Don't be that guy. don't pretend you don't know what I'm talking about. As the world of consumers discovered years ago the steaming dream is over. You want one service? Fine, it's not much. You want shows on multiple services? And then add in sports? You'll end up paying more than cable ever was. It's ridiculous. Music piracy effectively ended the day Spotify and others got their act together. Imagine Warner and Sony and all the labels had their OWN music streaming service that they wanted people to pay for. It would be ridiculous.

If these poor big mega rich corporations want to end piracy then they'll need to make it as easy as possible or people to get their products and that includes not each having their own little world. People will do what's easiest. And if that means piracy then so be it.
Score: 29 Votes (Like | Disagree)
farewelwilliams Avatar
60 months ago
Digital music stores + streaming music services killed music piracy. Make it easier and cheaper to consume your video content and piracy will go away.

Bundling your TV channels/content into expensive packages with the exclusion of a few channels/shows that most people want is not the way to go.
Score: 26 Votes (Like | Disagree)
Salvor Hardin Avatar
60 months ago

Digital music stores + streaming music services killed piracy. Make it easier and cheaper to consume your video content and piracy will go away.
That would require them to realize that flooding the market with competing streaming video services isn’t the answer, which all of them absolutely refuse to even acknowledge.
Score: 19 Votes (Like | Disagree)
dguisinger Avatar
60 months ago

Privacy Apple's Number 1 Priority.
Did your rush to be a first post just prove you don't take the time to read anything?
Score: 16 Votes (Like | Disagree)
AE_stc Avatar
60 months ago
Piracy will never go away. If they focused their efforts on having a coherent streaming presence instead of trying to fight a losing uphill battle while charging an arm and a leg for everything it wouldn't be a problem.
Score: 15 Votes (Like | Disagree)
adamjackson Avatar
60 months ago
Piracy is bad and artists should be paid for their work and unfortunately, so long as corporations are in charge, the artists will always be paid through the corporation which takes their huge cut first. The record labels weren't exactly pioneers but that model is unchanged. I pay Netflix and they pay some money to the people responsible for creating the content. I read recently that Amazon's Direct Prime which allows creators to upload series and collect money on the backend based on views pays insanely low prices - https://videocentral.amazon.com/home/royalty-rates 1 to 12 cents per hour of viewing so if you upload a 1 hour movie to Amazon and 1 million people watch the entire thing, yo've made $60,000 or a paltry $10,000 at the low end. That's assuming you convince a million people to watch with enough production quality keep them around the full hour.

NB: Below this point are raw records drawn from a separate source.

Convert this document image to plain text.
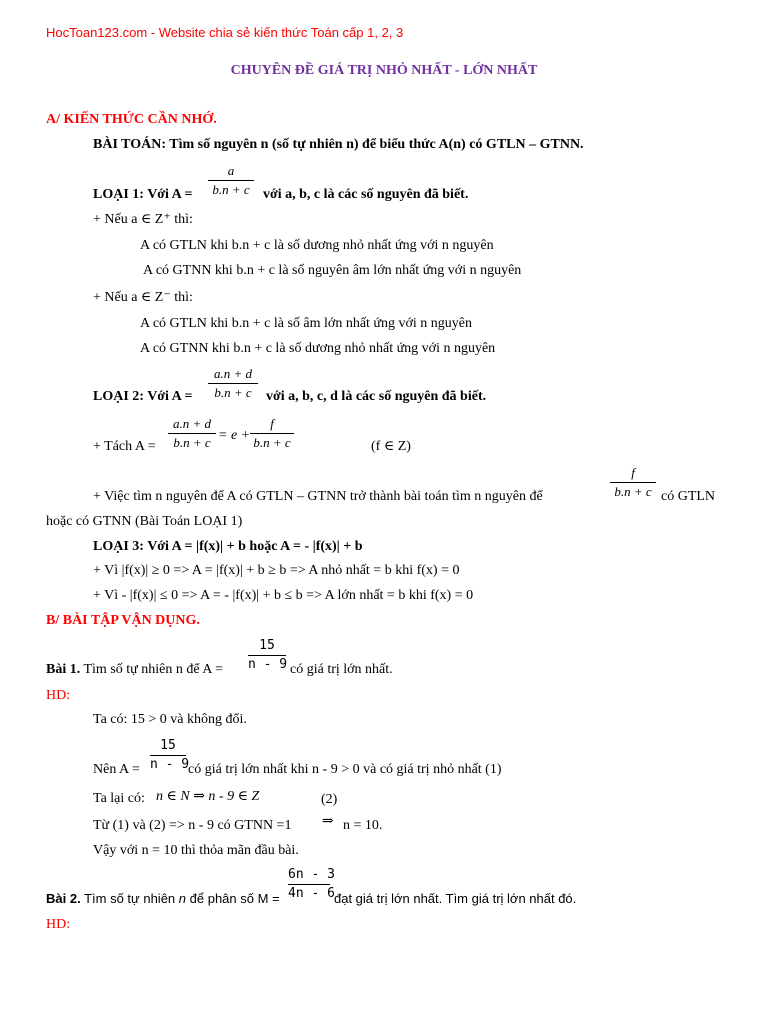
HocToan123.com - Website chia sẻ kiến thức Toán cấp 1, 2, 3
CHUYÊN ĐỀ GIÁ TRỊ NHỎ NHẤT - LỚN NHẤT
A/ KIẾN THỨC CẦN NHỚ.
BÀI TOÁN: Tìm số nguyên n (số tự nhiên n) để biểu thức A(n) có GTLN – GTNN.
LOẠI 1: Với A =
a
b.n + c với a, b, c là các số nguyên đã biết.
+ Nếu a ∈ Z⁺ thì:
A có GTLN khi b.n + c là số dương nhỏ nhất ứng với n nguyên
A có GTNN khi b.n + c là số nguyên âm lớn nhất ứng với n nguyên
+ Nếu a ∈ Z⁻ thì:
A có GTLN khi b.n + c là số âm lớn nhất ứng với n nguyên
A có GTNN khi b.n + c là số dương nhỏ nhất ứng với n nguyên
LOẠI 2: Với A =
a.n + d
b.n + c	với a, b, c, d là các số nguyên đã biết.
+ Tách A =
a.n + d
b.n + c = e +
f
b.n + c	(f ∈ Z)
+ Việc tìm n nguyên để A có GTLN – GTNN trở thành bài toán tìm n nguyên để
f
b.n + c có GTLN
hoặc có GTNN (Bài Toán LOẠI 1)
LOẠI 3: Với A = |f(x)| + b hoặc A = - |f(x)| + b
+ Vì |f(x)| ≥ 0 => A = |f(x)| + b ≥ b => A nhỏ nhất = b khi f(x) = 0
+ Vì - |f(x)| ≤ 0 => A = - |f(x)| + b ≤ b => A lớn nhất = b khi f(x) = 0
B/ BÀI TẬP VẬN DỤNG.
Bài 1. Tìm số tự nhiên n để A =
15
n - 9 có giá trị lớn nhất.
HD:
Ta có: 15 > 0 và không đổi.
Nên A =
15
n - 9
có giá trị lớn nhất khi n - 9 > 0 và có giá trị nhỏ nhất (1)
Ta lại có: n ∈ N ⇒ n - 9 ∈ Z	(2)
Từ (1) và (2) => n - 9 có GTNN =1 ⇒ n = 10.
Vậy với n = 10 thì thỏa mãn đầu bài.
Bài 2. Tìm số tự nhiên n để phân số M =
6n - 3
4n - 6 đạt giá trị lớn nhất. Tìm giá trị lớn nhất đó.
HD:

My point is, Piracy is bad but so long as corporations play the crap they're playing now, it's not going away. The $120 Comcast Bill is now the $100 streaming bill with Comcast Internet on top of it.

CBS for $9
Peacock for $9
AppleTV = $5
Netflix - $12
Hulu - $10
Disney - $5
HBO Max - $15
Apple Music or Spotify thrown in for good measure

then every month, the consumers will give Comcast $60-$100 for access to those streaming services and cord cutters still can't watch NFL games on Sunday.

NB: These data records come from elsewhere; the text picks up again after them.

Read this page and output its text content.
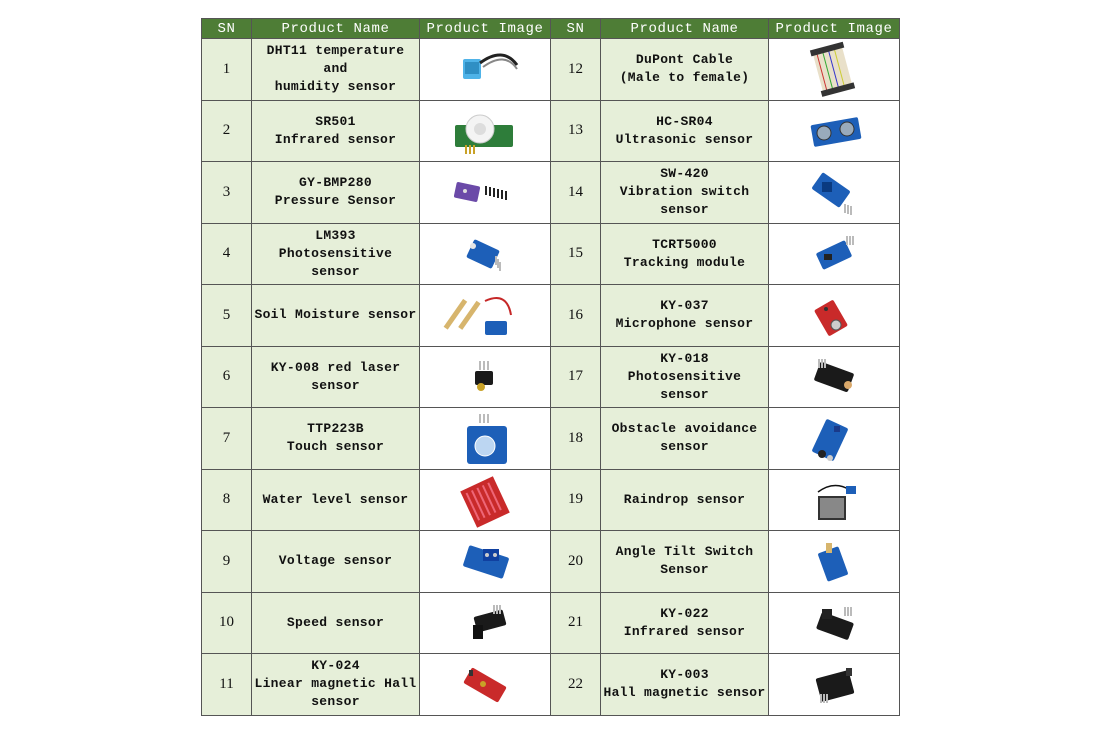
SN	Product Name	Product Image	SN	Product Name	Product Image
1	DHT11 temperature and
humidity sensor		12	DuPont Cable
(Male to female)

2	SR501
Infrared sensor		13	HC-SR04
Ultrasonic sensor

3	GY-BMP280
Pressure Sensor		14	SW-420
Vibration switch
sensor

4	LM393
Photosensitive sensor		15	TCRT5000
Tracking module

5	Soil Moisture sensor		16	KY-037
Microphone sensor

6	KY-008 red laser
sensor		17	KY-018
Photosensitive sensor

7	TTP223B
Touch sensor		18	Obstacle avoidance
sensor

8	Water level sensor		19	Raindrop sensor

9	Voltage sensor		20	Angle Tilt Switch
Sensor

10	Speed sensor		21	KY-022
Infrared sensor

11	KY-024
Linear magnetic Hall
sensor		22	KY-003
Hall magnetic sensor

So yeah, of course they're pirating. Instead of giving CBS $10 a month, they're just downloading Picard and instead of giving AppleTV $5, they're going to download See and For all Mankind and probably Netflix doesn't have a huge piracy issue except for countries where its blocked because most people have an account of access a friend's but if you remove Netflix and Amazon Prime from the piracy discussion, I bet the rest of the networks have a TON of their content stolen online because when a huge number of the country is unemployed and people's salaries are growing slower than inflation and phones are $1,0000, cord-cutting is more expensive than just having cable.

Piracy is really bad but the corporations need to stop being so greedy. I have little faith that this will change.